Without a doubt, Misty’s story is compelling and worthy of being shared around the globe in as many languages as possible. The number of kids that grow up with addiction and dependence as part of their lives is incredible – I’m one of them. Many of us become addicts as we’re predisposed to it due to our childhood. But what we don’t see a lot of is the strength and determination that Misty has shown. She’s had a guardian angel in her Dad looking over her – literally insisting he could plant cannabis as if he knew he wouldn’t be long for the world. Her testimony is so powerful – it’s almost as if her Dad was preparing to depart from the world as much as he wanted to have cannabis instead of his pills. In his final moments of desperation, her Dad made sure she had the right medicine that would allow Misty a future – and that is what the word MAN is all about. Her Dad was a real man, and her mom was a real mother. Fighting to keep her healthy and fighting her way out of being homeless only to then battle breast cancer, win, and perish to a heart attack a few years later. Again it’s like Misty’s mom knew she had a job to do, she knew she had to be a warrior, that she had to let Dad grow that plant and had to harvest it and use it with her daughter.

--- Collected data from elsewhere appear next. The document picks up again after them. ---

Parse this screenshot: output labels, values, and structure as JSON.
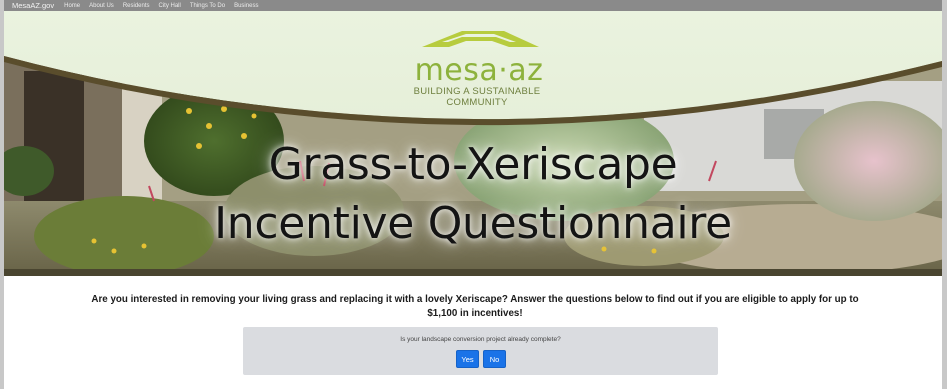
{
  "topnav": {
    "site_name": "MesaAZ.gov",
    "links": [
      "Home",
      "About Us",
      "Residents",
      "City Hall",
      "Things To Do",
      "Business"
    ]
  },
  "banner": {
    "logo_name": "mesa·az",
    "logo_tagline_1": "BUILDING A SUSTAINABLE",
    "logo_tagline_2": "COMMUNITY",
    "headline_1": "Grass-to-Xeriscape",
    "headline_2": "Incentive Questionnaire"
  },
  "intro": {
    "line_1": "Are you interested in removing your living grass and replacing it with a lovely Xeriscape? Answer the questions below to find out if you are eligible to apply for up to",
    "line_2": "$1,100 in incentives!"
  },
  "question": {
    "text": "Is your landscape conversion project already complete?",
    "yes_label": "Yes",
    "no_label": "No"
  },
  "colors": {
    "accent": "#1a73e8",
    "logo_green": "#8db23c",
    "nav_bg": "#8a8a8a",
    "card_bg": "#dadce0"
  }
}
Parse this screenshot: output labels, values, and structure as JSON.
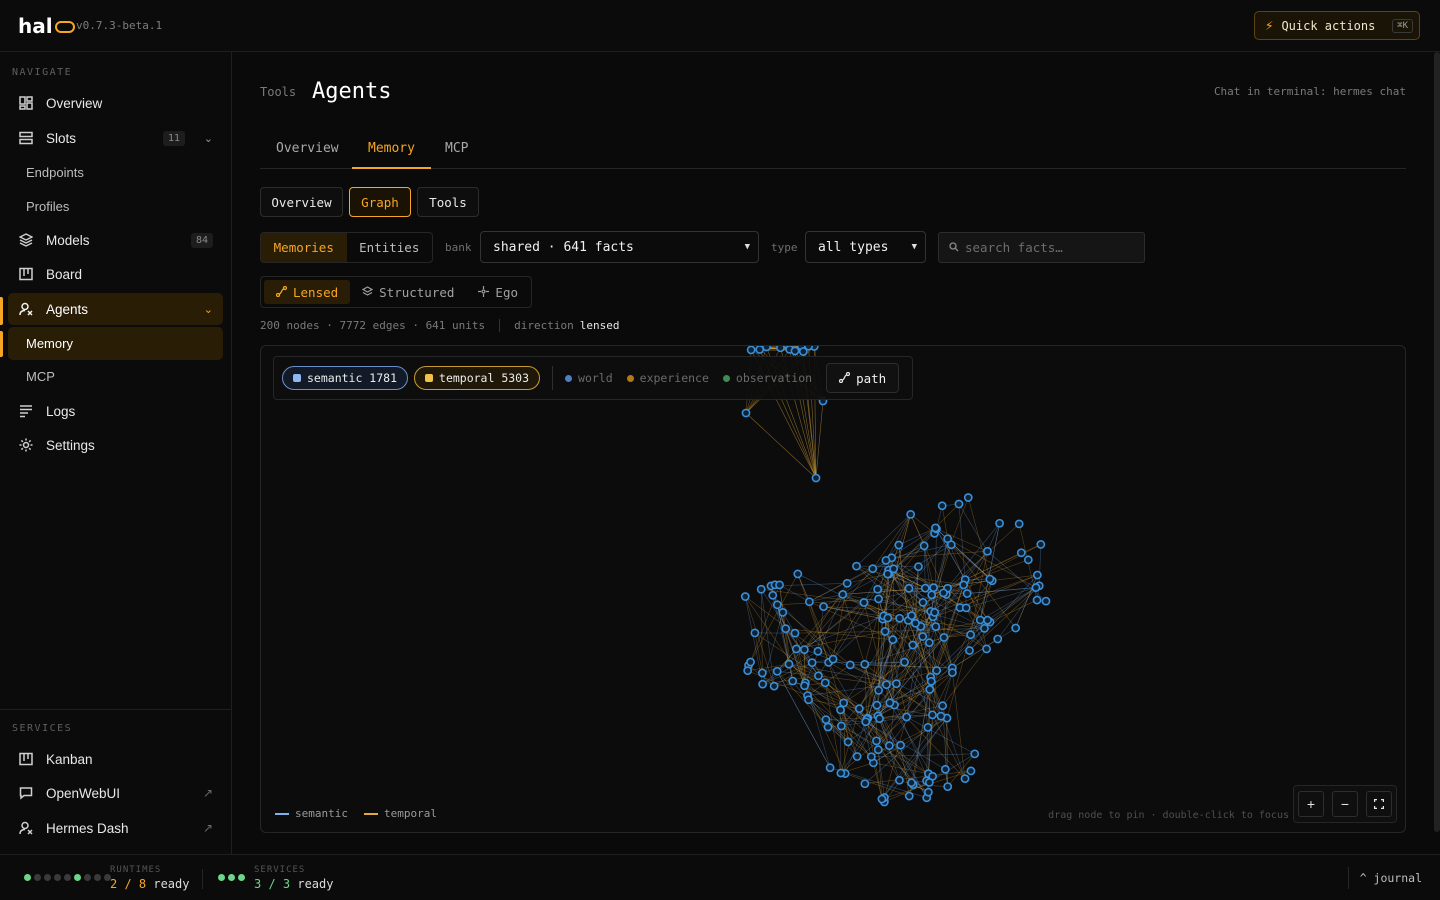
{
  "brand": {
    "logo_text": "hal",
    "version": "v0.7.3-beta.1"
  },
  "quick_actions": {
    "label": "Quick actions",
    "shortcut": "⌘K"
  },
  "sidebar": {
    "navigate_heading": "NAVIGATE",
    "services_heading": "SERVICES",
    "overview": "Overview",
    "slots": "Slots",
    "slots_count": "11",
    "endpoints": "Endpoints",
    "profiles": "Profiles",
    "models": "Models",
    "models_count": "84",
    "board": "Board",
    "agents": "Agents",
    "memory": "Memory",
    "mcp": "MCP",
    "logs": "Logs",
    "settings": "Settings",
    "kanban": "Kanban",
    "openwebui": "OpenWebUI",
    "hermes_dash": "Hermes Dash"
  },
  "header": {
    "breadcrumb": "Tools",
    "title": "Agents",
    "hint": "Chat in terminal: hermes chat"
  },
  "tabs": [
    "Overview",
    "Memory",
    "MCP"
  ],
  "subtabs": [
    "Overview",
    "Graph",
    "Tools"
  ],
  "mode": {
    "memories": "Memories",
    "entities": "Entities"
  },
  "bank": {
    "label": "bank",
    "value": "shared · 641 facts"
  },
  "type_filter": {
    "label": "type",
    "value": "all types"
  },
  "search": {
    "placeholder": "search facts…"
  },
  "lens": {
    "lensed": "Lensed",
    "structured": "Structured",
    "ego": "Ego"
  },
  "stats": {
    "text": "200 nodes · 7772 edges · 641 units",
    "direction_label": "direction",
    "direction_value": "lensed"
  },
  "graph": {
    "chip_semantic": "semantic 1781",
    "chip_temporal": "temporal 5303",
    "world": "world",
    "experience": "experience",
    "observation": "observation",
    "path": "path",
    "legend_semantic": "semantic",
    "legend_temporal": "temporal",
    "hint": "drag node to pin · double-click to focus",
    "colors": {
      "semantic": "#7fb1f0",
      "temporal": "#e2a93b",
      "node": "#3b8fd6",
      "world": "#4f7fbf",
      "experience": "#b07a1c",
      "observation": "#3f8a55"
    }
  },
  "footer": {
    "runtimes_label": "RUNTIMES",
    "runtimes_value": "2 / 8",
    "runtimes_suffix": "ready",
    "services_label": "SERVICES",
    "services_value": "3 / 3",
    "services_suffix": "ready",
    "journal": "^ journal"
  }
}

Writing this article required multiple breaks that included Kleenex as it hits home. Genevieve’s Dad also perished to an Overdose – many that know my own story know that I quit opioids knowing I was putting Genevieve’s future on the line. Not everyone is able to do that or has the ability to grab at plant-based medicines to make it happen as I could – and most don’t know how to create protocols or do extractions to self-medicate and get away from deadly pharmaceuticals. As we all share our stories and learn from each other we’re essentially extending each other’s lives or literally saving ourselves from the throngs of pharmaceuticals, the addiction, the dependence, and the certainty of a future that’s unknown. Too many good people have perished to medications they were prescribed.

Thank you Misty – your story was not only worth sharing, in my opinion, it belongs on a Big Screen for all to watch. A Netflix, Hulu, or Showtime “original” could be made in regards to your childhood and it’s my bet that it would run for years with multiple seasons as your story is far from fully written. It will be amazing to check back in with Misty later in her life to see how she’s doing!